Óscar Romero ha sido durante décadas considerado de forma extraoficial el gran santo del cristianismo latinoamericano, un mártir de las fuerzas represoras que han subyugado a la población de tantos pueblos del continente. Romero fue uno de los pocos ejemplos de figura eclesiástica relevante comprometido con los pobres, al contrario que la casta religiosa que ha estado al lado de los poderosos en Latinoamérica. El Papa Francisco acaba de canonizarlo, y ésta se trata de una acción pública de la Iglesia con importantes connotaciones.
"Haga patria, mate a un cura". Esta es una de las consignas que la sangrienta ultraderecha proclamaba en El Salvador en los tiempos previos a que Óscar Romero recibiese un tiro en la cabeza mientras daba misa en marzo de 1980. Le mató un francotirador que, como se demostraría después, formaba parte de los escuadrones de la muerte financiados por la CIA en un intento estadounidense por controlar la zona. Se creía que el FLMN, apoyado por el pueblo, llevaría al país a la misma senda marxista que recientemente había pasado con los rebeldes sandinistas en Nicaragua. Gobierno y escuadrones causaron, según la ONU, un 95% de las muertes que se vivieron durante la llamada Guerra Civil. En este contexto hay que entender que una parte de los curas, especialmente los de la línea jesuita, apoyaban al pueblo y pedían por el fin de la violencia, lo que era visto como una amenaza política a los intereses de la derecha.

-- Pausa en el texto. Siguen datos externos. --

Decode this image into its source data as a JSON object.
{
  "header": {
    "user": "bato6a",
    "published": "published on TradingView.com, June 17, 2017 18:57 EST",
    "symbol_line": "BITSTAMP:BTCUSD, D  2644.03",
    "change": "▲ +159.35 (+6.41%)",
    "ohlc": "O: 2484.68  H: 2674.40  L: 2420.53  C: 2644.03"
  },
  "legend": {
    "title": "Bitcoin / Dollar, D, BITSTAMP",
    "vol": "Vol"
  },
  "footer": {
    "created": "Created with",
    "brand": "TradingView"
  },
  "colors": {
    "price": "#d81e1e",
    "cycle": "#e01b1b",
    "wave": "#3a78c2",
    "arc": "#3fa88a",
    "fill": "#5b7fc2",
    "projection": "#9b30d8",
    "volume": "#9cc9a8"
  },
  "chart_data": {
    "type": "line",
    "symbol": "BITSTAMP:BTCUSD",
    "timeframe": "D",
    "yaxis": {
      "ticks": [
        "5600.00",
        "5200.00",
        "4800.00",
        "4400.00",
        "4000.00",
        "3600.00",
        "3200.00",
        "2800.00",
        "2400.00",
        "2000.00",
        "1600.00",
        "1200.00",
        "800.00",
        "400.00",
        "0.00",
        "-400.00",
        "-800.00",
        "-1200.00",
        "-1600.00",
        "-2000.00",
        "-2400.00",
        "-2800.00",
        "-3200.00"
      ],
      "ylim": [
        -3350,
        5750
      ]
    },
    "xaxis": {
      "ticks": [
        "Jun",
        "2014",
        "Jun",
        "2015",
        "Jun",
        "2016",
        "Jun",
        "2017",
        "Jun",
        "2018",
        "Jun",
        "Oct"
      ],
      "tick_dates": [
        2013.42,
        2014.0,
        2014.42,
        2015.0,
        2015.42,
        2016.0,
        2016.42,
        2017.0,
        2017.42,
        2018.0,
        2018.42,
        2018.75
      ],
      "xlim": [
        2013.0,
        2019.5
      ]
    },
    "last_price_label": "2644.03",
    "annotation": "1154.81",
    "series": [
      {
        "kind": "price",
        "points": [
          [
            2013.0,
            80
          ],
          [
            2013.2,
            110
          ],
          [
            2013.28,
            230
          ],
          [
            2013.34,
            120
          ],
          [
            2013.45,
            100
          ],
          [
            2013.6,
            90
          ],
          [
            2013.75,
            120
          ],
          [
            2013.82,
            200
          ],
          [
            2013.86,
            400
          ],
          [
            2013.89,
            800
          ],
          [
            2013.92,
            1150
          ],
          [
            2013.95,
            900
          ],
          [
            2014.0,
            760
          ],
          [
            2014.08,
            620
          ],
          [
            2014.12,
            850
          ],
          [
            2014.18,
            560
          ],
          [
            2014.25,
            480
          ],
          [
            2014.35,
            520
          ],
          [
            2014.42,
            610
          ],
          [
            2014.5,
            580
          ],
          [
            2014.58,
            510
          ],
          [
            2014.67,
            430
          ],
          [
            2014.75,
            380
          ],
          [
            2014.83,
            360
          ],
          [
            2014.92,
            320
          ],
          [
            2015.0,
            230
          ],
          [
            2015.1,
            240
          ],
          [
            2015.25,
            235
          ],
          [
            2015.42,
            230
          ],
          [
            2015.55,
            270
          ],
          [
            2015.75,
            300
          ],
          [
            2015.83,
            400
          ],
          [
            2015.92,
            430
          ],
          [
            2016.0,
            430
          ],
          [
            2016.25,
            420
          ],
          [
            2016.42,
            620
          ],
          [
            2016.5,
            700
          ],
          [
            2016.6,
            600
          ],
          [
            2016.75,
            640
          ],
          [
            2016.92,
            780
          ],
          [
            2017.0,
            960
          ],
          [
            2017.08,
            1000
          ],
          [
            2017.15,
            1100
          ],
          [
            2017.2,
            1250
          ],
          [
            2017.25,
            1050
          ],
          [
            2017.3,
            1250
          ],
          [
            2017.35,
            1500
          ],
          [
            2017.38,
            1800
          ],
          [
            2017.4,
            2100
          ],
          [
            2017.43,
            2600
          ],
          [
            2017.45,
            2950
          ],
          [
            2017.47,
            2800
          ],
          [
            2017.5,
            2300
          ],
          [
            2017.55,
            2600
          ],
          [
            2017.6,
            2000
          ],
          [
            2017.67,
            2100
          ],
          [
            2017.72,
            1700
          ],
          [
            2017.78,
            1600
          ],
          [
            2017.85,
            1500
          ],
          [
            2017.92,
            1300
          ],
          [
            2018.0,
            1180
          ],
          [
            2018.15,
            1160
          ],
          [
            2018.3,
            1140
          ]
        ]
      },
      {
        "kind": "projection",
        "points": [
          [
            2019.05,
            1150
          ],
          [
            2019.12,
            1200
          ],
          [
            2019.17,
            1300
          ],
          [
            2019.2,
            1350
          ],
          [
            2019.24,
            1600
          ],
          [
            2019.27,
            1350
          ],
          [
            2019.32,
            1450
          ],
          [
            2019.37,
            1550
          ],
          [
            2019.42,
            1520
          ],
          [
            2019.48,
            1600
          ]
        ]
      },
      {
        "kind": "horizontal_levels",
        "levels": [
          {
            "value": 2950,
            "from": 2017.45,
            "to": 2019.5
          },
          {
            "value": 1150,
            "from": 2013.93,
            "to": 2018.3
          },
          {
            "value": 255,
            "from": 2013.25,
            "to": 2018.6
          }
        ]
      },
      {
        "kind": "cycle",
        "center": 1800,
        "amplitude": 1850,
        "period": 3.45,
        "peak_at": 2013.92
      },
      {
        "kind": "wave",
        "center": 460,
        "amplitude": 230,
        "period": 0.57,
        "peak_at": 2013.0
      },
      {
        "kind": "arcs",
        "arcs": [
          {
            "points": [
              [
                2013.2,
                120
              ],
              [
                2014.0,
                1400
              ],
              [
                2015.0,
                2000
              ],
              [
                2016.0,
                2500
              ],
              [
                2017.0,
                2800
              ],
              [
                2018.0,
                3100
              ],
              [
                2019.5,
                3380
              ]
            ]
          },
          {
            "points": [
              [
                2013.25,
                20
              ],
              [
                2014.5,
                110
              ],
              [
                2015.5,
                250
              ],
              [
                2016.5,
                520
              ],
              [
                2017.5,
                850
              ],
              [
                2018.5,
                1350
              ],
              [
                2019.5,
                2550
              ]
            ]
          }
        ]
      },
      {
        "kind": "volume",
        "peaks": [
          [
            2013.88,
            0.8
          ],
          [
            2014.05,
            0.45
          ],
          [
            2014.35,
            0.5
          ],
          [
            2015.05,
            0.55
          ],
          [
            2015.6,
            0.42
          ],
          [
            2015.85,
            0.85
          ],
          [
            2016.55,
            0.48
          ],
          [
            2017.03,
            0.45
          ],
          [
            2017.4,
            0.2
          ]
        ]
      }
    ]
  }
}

La sotana roja: a Romero se le hizo arzobispo, en parte, porque había dado muestras de ser un eclesiástico moderado. Estaba vinculado al Opus Dei y se mostraba en contra de la politización de los miembros de la Iglesia. Se creía que se limitaría a apaciguar los ánimos en la región y a mantener una postura neutral durante el conflicto que se veía venir. Todo esto cambió con los asesinatos en 1977 a manos de las fuerzas de seguridad de campesinos y sacerdotes, entre ellos el padre Rutilio Grande, amigo de Romero. Desde ese momento empezó su lucha incansable por la gente, dando discursos en los que llamaba al Gobierno y al ejército a dejar de matar a civiles y ofreciendo asilo en las iglesias a los que eran perseguidos. En el contexto local, eso le convertía en comunista y enemigo del poder.
Juan Pablo II, anticomunista: es la principal idea que inspiraba políticamente al pontífice de origen polaco y que había sufrido las persecuciones y hambrunas del régimen de la URSS en su patria. Se convirtió en Papa apenas unos años antes de que estallase el conflicto salvadoreño. También bastantes curas latinoamericanos intercedieron para acallar y aislar a Óscar Romero. De ahí que, cuando el Arzobispo se presentó ante él en busca de ayuda, Juan Pablo II le rechazó considerándolo un comunista, una pieza incómoda en el organigrama esclesiástico. Un lustro después de que asesinaran a Romero, el Papa hizo una visita simbólica a la región y, saltándose los protocolos de seguridad, en plena Guerra Civil, se acercó a su tumba y rezó por su alma. Quería mostrar su arrepentimiento.
La Iglesia debe tener olor a oveja: durante casi 40 años se ha ido postergando la canonización de uno de los mártires más notables de la historia reciente del catolicismo por procesos de luchas internas y por el miedo a abrazar una postura institucional que acepte que no existe la neutralidad política. Quiere desplazarse de su papel durante las dictaduras y golpes de estado del siglo XX. También reconoce así la importancia y validez de la Teología de la Liberación, corriente evangelista cristiana que se extendió por América Latina, que tiene como objetivo principal la ayuda a los pobres y que posee tintes comunistas y anticapitalistas.
El arrepentimiento de Francisco: el actual Papa, argentino de nacimiento, fue el que aceleró los trámites de la beatificación de Romero. Fue una de sus primeras órdenes porque era un símbolo muy importante para él. La propia vida de Bergoglio tuvo muchas semblanzas a la de Romero en su época como sacerdote en la Argentina de los años 70. Mientras el país sufría una dictadura derechista con cientos de miles de muertos y otros tantos desaparecidos, la Iglesia católica no criticó activamente estos ataques a los derechos humanos en el país. Años después se sabría que en aquellos años Francisco ayudó tanto a represaliar a algunos jesuítas como a ayudar a escondidas a salvar la vida a decenas de curas progresistas. Pero tampoco se salió de la moderación que pedía el Vaticano.
En el fondo, es el mismo enfoque conciliatorio que está manifestando él ahora mismo con China, callando los abusos para ganar espacio en el país. Estrategias políticas radicalmente distintas en busca del mismo objetivo final: el triunfo de la paz cristiana.